Several groups cohabit in French society:
– Some, who are more qualified and have a stable job, find their job interesting
– Others with relatively few qualifications and often blue-collar workers accept a modest professional situation without complaining.
– In a third group, we find the work uninteresting, not in line with their qualifications, boring…
– And the 4th complains about his working conditions with the impression of feeling trapped, a feeling of hurt honor, a particularly strong feeling among seniors.
5/ Remedies for this melancholy
D’Iribarne concludes with a (small) series of remedies to heal this feeling of decay and loss of the meaning of work.
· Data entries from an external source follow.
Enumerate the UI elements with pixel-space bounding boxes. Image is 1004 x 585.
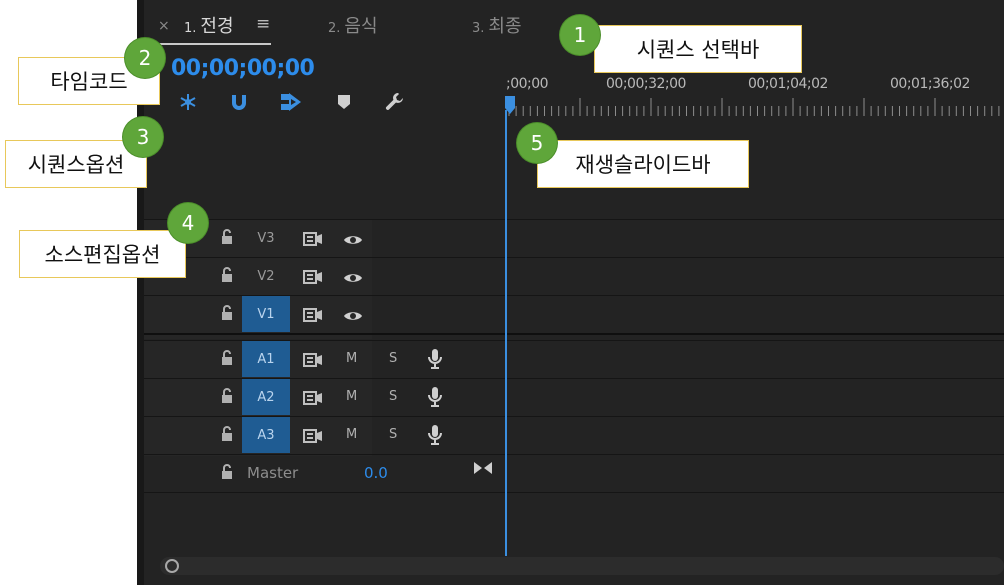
tab-sequence-3[interactable]: 3. 최종 <box>472 12 522 38</box>
tab-number: 2. <box>328 21 341 36</box>
tab-sequence-1[interactable]: 1. 전경 <box>184 12 234 38</box>
track-lock-icon[interactable] <box>219 305 235 321</box>
ruler-label: 00;01;36;02 <box>890 76 970 92</box>
track-target-a2[interactable]: A2 <box>242 379 290 415</box>
mute-button[interactable]: M <box>346 427 357 442</box>
ruler-label: 00;00;32;00 <box>606 76 686 92</box>
callout-source-edit-options: 소스편집옵션 <box>19 230 186 278</box>
horizontal-scrollbar[interactable] <box>160 557 1004 575</box>
track-target-a3[interactable]: A3 <box>242 417 290 453</box>
voice-over-mic-icon[interactable] <box>428 348 442 370</box>
track-target-v3[interactable]: V3 <box>242 220 290 256</box>
callout-badge-1: 1 <box>560 15 600 55</box>
time-ruler[interactable] <box>505 98 1004 118</box>
playhead-line[interactable] <box>505 110 507 556</box>
track-divider <box>144 454 1004 455</box>
track-visibility-eye-icon[interactable] <box>343 308 363 322</box>
voice-over-mic-icon[interactable] <box>428 386 442 408</box>
sync-lock-icon[interactable] <box>303 231 323 246</box>
callout-sequence-selector: 시퀀스 선택바 <box>594 25 802 73</box>
master-volume-value[interactable]: 0.0 <box>364 464 388 482</box>
tab-label: 음식 <box>344 16 378 37</box>
track-divider <box>144 492 1004 493</box>
settings-wrench-icon[interactable] <box>382 90 408 114</box>
tab-sequence-2[interactable]: 2. 음식 <box>328 12 378 38</box>
track-lock-icon[interactable] <box>219 426 235 442</box>
tab-number: 1. <box>184 21 197 36</box>
track-target-a1[interactable]: A1 <box>242 341 290 377</box>
timecode-display[interactable]: 00;00;00;00 <box>171 56 315 81</box>
sync-lock-icon[interactable] <box>303 307 323 322</box>
solo-button[interactable]: S <box>389 389 397 404</box>
go-to-in-out-icon[interactable] <box>473 460 493 474</box>
tab-close-icon[interactable]: × <box>158 18 170 34</box>
tab-menu-icon[interactable]: ≡ <box>256 14 270 34</box>
ruler-label: ;00;00 <box>506 76 549 92</box>
tab-label: 전경 <box>200 16 234 37</box>
active-tab-underline <box>157 43 271 45</box>
track-lock-icon[interactable] <box>219 229 235 245</box>
ruler-label: 00;01;04;02 <box>748 76 828 92</box>
mute-button[interactable]: M <box>346 351 357 366</box>
solo-button[interactable]: S <box>389 351 397 366</box>
add-marker-icon[interactable] <box>331 90 357 114</box>
sync-lock-icon[interactable] <box>303 390 323 405</box>
track-visibility-eye-icon[interactable] <box>343 270 363 284</box>
nest-sequence-icon[interactable] <box>175 90 201 114</box>
master-track-label: Master <box>247 464 299 482</box>
playhead-handle[interactable] <box>505 96 515 114</box>
track-lock-icon[interactable] <box>219 267 235 283</box>
solo-button[interactable]: S <box>389 427 397 442</box>
sync-lock-icon[interactable] <box>303 269 323 284</box>
tab-label: 최종 <box>488 16 522 37</box>
callout-badge-2: 2 <box>125 38 165 78</box>
snap-magnet-icon[interactable] <box>226 90 252 114</box>
track-lock-icon[interactable] <box>219 388 235 404</box>
track-visibility-eye-icon[interactable] <box>343 232 363 246</box>
sync-lock-icon[interactable] <box>303 352 323 367</box>
track-target-v1[interactable]: V1 <box>242 296 290 332</box>
callout-badge-4: 4 <box>168 203 208 243</box>
zoom-scroll-handle[interactable] <box>165 559 179 573</box>
track-lock-icon[interactable] <box>219 464 235 480</box>
sync-lock-icon[interactable] <box>303 428 323 443</box>
voice-over-mic-icon[interactable] <box>428 424 442 446</box>
callout-badge-3: 3 <box>123 117 163 157</box>
tab-number: 3. <box>472 21 485 36</box>
track-lock-icon[interactable] <box>219 350 235 366</box>
callout-badge-5: 5 <box>517 123 557 163</box>
mute-button[interactable]: M <box>346 389 357 404</box>
video-audio-divider <box>144 333 1004 335</box>
callout-playback-slider: 재생슬라이드바 <box>537 140 749 188</box>
track-target-v2[interactable]: V2 <box>242 258 290 294</box>
linked-selection-icon[interactable] <box>278 90 304 114</box>
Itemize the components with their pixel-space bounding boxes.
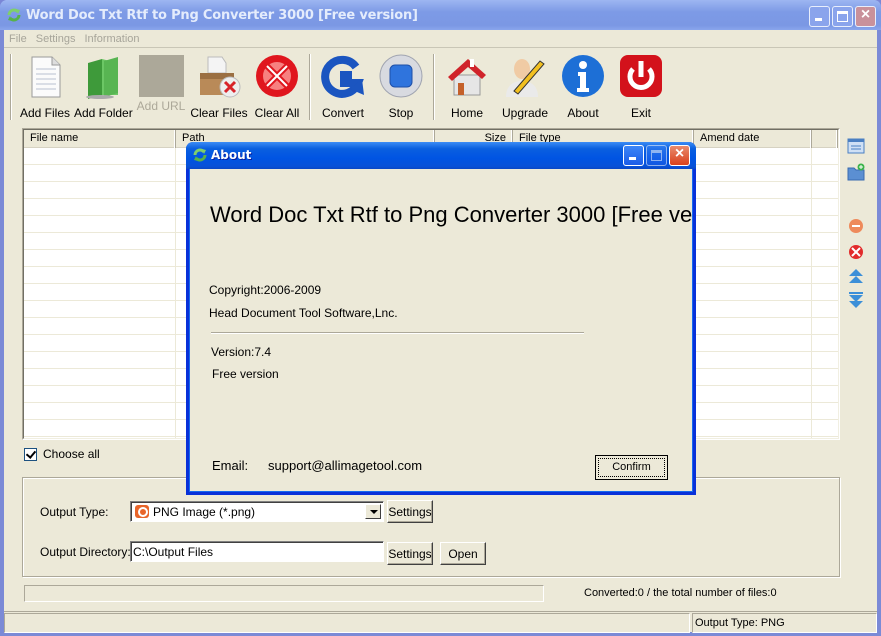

He rejects a management participatory German-style just like the chimeras of liberated companies filled with “chief happiness officer”… This does not suit the French.
He then proposes some solutions. It thus promotes the agile enterprise which leads to lightening the burden of bureaucracy and control to leave greater room for maneuver to those who are ready to take action.
He also advocates telecommuting with French people finding “autonomy, time and family ties”.
And to conclude: “Companies which, taking some distance from the invasion of procedures, controls, reporting, are ready to grant more confidence to the actors in the field, and to engage a management consistent with this confidence, can expect to reap great fruits from it”.